Like Keynes, DeLong and Summers were concerned with the blight of unused resources and how to mitigate this. Nothing in their analysis, however, would countermand a policy of additional fiscal consolidation if that were judged appropriate, with spending reductions to reduce the ratio of debt to GDP, for example, as and when the economy regained full employment.

 

This brings us to the latest contribution to the austerity debate from Ryan Bourne and Tim Knox, both of the Centre for Policy Studies. They argue that DeLong and Summers must be wrong because a stimulus would imply a “free lunch”, and Milton Friedman said there is no such thing! They go on to question the evidence for hysteresis and to warn of the danger that the costs of borrowing may be higher than the two Americans assume. How damning are these arguments?

 

The crucial issue now, as in the 1930s, is where things stand at the time of asking; and what can be expected by private agents acting in their own interest. If aggregate demand lies significantly below supply, there is a prima facie case for a government either to spend more in its own right or to subsidise private expenditure. How then do things stand?

 

Under George Osborne’s three-year stewardship, the British economy has hardly grown: GDP today is still 2.6 percentage points lower than its pre-recession peak, the slowest rate of recovery since the 19th century. Firms are piling up cash; overleveraged households are holding back spending; the economy is virtually at a standstill. Monetary policy easing may have mitigated a slump – but it has not triggered recovery. So the conditions for positive externalities from fiscal expansion policy are satisfied.

 

What of the argument that the costs of debt service are higher than DeLong and Summers allowed for? The yields on index- linked borrowing in the UK are in fact less than zero – far below the rates that DeLong and Summers assume in their analysis.

 

Bourne and Knox dismiss hysteresis effects, citing the work of an American economist who found no evidence that “temporary increases in government spending have permanently increased output in the past”. We are given no information about the data leading to this conclusion: but unless it is restricted to periods when there was undoubted spare capacity, it will miss the point.

 

It is not only in the UK but all across Europe that untimely fiscal consolidation has cast its pall of austerity and despair – on the youth above all.
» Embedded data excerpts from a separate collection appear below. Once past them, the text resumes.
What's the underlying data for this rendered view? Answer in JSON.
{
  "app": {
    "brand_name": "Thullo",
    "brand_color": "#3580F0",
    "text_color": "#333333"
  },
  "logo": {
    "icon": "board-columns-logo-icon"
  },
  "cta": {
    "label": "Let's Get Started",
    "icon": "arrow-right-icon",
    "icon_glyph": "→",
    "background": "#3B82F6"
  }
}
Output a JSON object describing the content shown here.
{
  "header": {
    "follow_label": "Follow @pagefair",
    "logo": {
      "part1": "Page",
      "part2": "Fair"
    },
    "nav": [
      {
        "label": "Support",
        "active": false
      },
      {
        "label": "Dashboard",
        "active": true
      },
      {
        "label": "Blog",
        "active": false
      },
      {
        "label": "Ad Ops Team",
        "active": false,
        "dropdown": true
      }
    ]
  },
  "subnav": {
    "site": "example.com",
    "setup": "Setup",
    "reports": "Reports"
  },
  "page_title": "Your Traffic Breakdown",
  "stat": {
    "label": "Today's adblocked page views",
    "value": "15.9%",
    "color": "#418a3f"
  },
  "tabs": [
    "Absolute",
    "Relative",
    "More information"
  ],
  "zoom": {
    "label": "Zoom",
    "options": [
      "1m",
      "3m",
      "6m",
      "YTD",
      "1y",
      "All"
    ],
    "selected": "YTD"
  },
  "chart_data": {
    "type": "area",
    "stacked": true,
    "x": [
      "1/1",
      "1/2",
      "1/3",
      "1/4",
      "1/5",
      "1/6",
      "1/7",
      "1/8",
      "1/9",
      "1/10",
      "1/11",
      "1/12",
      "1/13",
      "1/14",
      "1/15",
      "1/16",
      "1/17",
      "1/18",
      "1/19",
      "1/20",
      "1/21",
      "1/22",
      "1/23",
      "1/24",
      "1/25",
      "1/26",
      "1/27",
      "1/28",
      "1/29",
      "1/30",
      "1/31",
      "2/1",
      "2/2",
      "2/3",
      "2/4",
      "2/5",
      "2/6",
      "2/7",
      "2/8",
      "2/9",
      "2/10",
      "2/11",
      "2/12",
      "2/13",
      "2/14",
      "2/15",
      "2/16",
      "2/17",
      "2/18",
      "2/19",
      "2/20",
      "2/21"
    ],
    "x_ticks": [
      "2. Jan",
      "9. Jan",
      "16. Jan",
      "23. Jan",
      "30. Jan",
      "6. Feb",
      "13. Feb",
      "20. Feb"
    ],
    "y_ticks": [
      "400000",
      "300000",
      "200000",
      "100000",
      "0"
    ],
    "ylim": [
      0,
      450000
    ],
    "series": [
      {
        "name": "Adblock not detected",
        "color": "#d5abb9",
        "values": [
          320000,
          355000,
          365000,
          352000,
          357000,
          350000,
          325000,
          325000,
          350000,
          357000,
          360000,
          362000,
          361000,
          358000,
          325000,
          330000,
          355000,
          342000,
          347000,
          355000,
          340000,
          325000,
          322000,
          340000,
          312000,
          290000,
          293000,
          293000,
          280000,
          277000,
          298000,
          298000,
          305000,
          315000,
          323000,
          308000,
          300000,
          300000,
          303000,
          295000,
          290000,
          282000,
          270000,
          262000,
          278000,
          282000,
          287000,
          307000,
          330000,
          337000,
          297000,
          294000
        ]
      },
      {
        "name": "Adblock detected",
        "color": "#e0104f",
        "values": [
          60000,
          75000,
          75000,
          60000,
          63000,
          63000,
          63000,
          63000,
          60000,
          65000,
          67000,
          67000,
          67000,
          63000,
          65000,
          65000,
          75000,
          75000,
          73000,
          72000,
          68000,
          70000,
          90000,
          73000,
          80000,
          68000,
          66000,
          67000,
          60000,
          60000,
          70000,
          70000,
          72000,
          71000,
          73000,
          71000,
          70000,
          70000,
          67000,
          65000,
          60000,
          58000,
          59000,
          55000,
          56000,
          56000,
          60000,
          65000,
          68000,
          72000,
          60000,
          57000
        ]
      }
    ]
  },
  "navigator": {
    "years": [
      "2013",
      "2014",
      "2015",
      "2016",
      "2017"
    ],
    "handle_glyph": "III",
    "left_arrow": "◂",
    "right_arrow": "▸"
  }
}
So why not, as Blanchard and Leigh put it, do your consolidation later when the costs are low? The usual counter-argument is one of credibility: that one cannot trust a government that spends more today and says it will spend less later. This is not an argument that Bourne and Knox deploy but it is worth taking seriously. What it suggests, however, is not prompt consolidation in a slump, but medium-term planning for consolidation on recovery.

 

The two CPS economists promote inappropriate, pro-cyclical fiscal policy action now in the self-defeating pursuit of the long-term objective of debt reduction. The policy we recommend – minimising output losses now because current consolidation is counterproductive and a buoyant economy will better support the aim of long-term debt reduction – is both more rational and more humane.